Building an Intelligent Tool Search System: How Fabric's Orchestrator Finds the Right Tool in Milliseconds
Building an Intelligent Tool Search System: How Fabric's Orchestrator Finds the Right Tool in Milliseconds
The first time we connected our orchestrator to a customer's full toolkit, we hit a wall.
They had 15 MCP servers configured. GitHub. Jira. Slack. Linear. Context7 for docs. Firecrawl for scraping. Custom internal tools. The works. Every time a user asked a simple question, we were stuffing 77,000 tokens of tool definitions into context.
The response was slow. The cost was astronomical. And half the time, the LLM picked the wrong tool anyway because it was drowning in options.
We needed a smarter approach.
The Challenge: Finding a Needle in a Haystack of Tools
Modern AI applications don't just generate text—they take action. They create Jira tickets, query databases, send Slack messages, and scrape websites. But as the number of available tools grows, a critical question emerges:
How do you efficiently find the right tool among hundreds of options without burning through your token budget?
At Fabric, our orchestrator manages tools from:
- MCP Servers (Model Context Protocol) - user-configured tool providers
- Registered Agents - specialized AI agents with specific capabilities
- Integrations - Slack, GitHub, Linear, Notion, and more
- Workflows - user-defined Temporal workflows
- Built-in Tools - RAG queries, web scraping, YouTube processing
Loading all tools into context for every request would consume ~77,000 tokens. That's expensive, slow, and often unnecessary when the user just wants to "send a Slack message."
Our Solution: Hybrid BM25 + Semantic Search
We implemented a multi-stage search pipeline inspired by Anthropic's Tool Search Tool pattern. The key insight: most queries can be resolved with fast keyword matching, reserving expensive semantic search for ambiguous cases.
This pipeline achieves 85% token reduction (77K → 8.7K tokens) while maintaining intelligent tool selection.

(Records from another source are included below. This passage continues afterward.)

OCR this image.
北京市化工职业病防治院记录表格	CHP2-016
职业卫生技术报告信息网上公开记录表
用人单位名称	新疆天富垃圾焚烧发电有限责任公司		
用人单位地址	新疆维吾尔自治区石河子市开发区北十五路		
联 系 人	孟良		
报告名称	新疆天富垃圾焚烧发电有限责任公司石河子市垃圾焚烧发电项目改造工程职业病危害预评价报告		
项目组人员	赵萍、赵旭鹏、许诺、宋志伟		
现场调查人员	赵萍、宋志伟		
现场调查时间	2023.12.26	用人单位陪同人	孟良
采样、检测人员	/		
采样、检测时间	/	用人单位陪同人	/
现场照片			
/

Deep Dive: Each Stage Explained
Stage 1: Always-Available Tools
Some tools are so frequently used that they should always be considered. We maintain a small set (3-5) of "always-available" capabilities that bypass the search entirely.
const ALWAYS_AVAILABLE_CAPABILITIES = [
{
name: "workspace_rag_query",
keywords: ["document", "knowledge", "search workspace", "find in docs"],
description: "Query workspace documents and knowledge base"
},
{
name: "web_search",
keywords: ["search web", "google", "look up", "find online"],
description: "Search the internet for information"
}
];
function matchAlwaysAvailableCapabilities(query: string): ToolMatch[] {
return ALWAYS_AVAILABLE_CAPABILITIES.filter(cap =>
cap.keywords.some(kw => query.toLowerCase().includes(kw))
);
}
Why it matters: For queries like "search my documents for the Q4 report," we skip all search overhead and directly return workspace_rag_query.
Stage 2: Explicit Server Detection
Users often know exactly which tool provider they want. We parse natural language patterns to detect explicit server mentions:
function detectExplicitServerMention(query: string): string | null {
const patterns = [
/\buse\s+(\w+(?:\s+mcp)?)\s+(?:to|for)\b/i,
/\bwith\s+(\w+)\b/i,
/\bvia\s+(\w+)\b/i,
/\bfrom\s+(\w+)\s+(?:mcp|server)\b/i,
/\busing\s+(\w+)\b/i
];
for (const pattern of patterns) {
const match = query.match(pattern);
if (match) {
return normalizeServerName(match[1]);
}
}
return null;
}
Why it matters: If the user says "use context7 to look up React hooks," we connect only to the Context7 MCP server, avoiding connections to potentially dozens of other configured servers.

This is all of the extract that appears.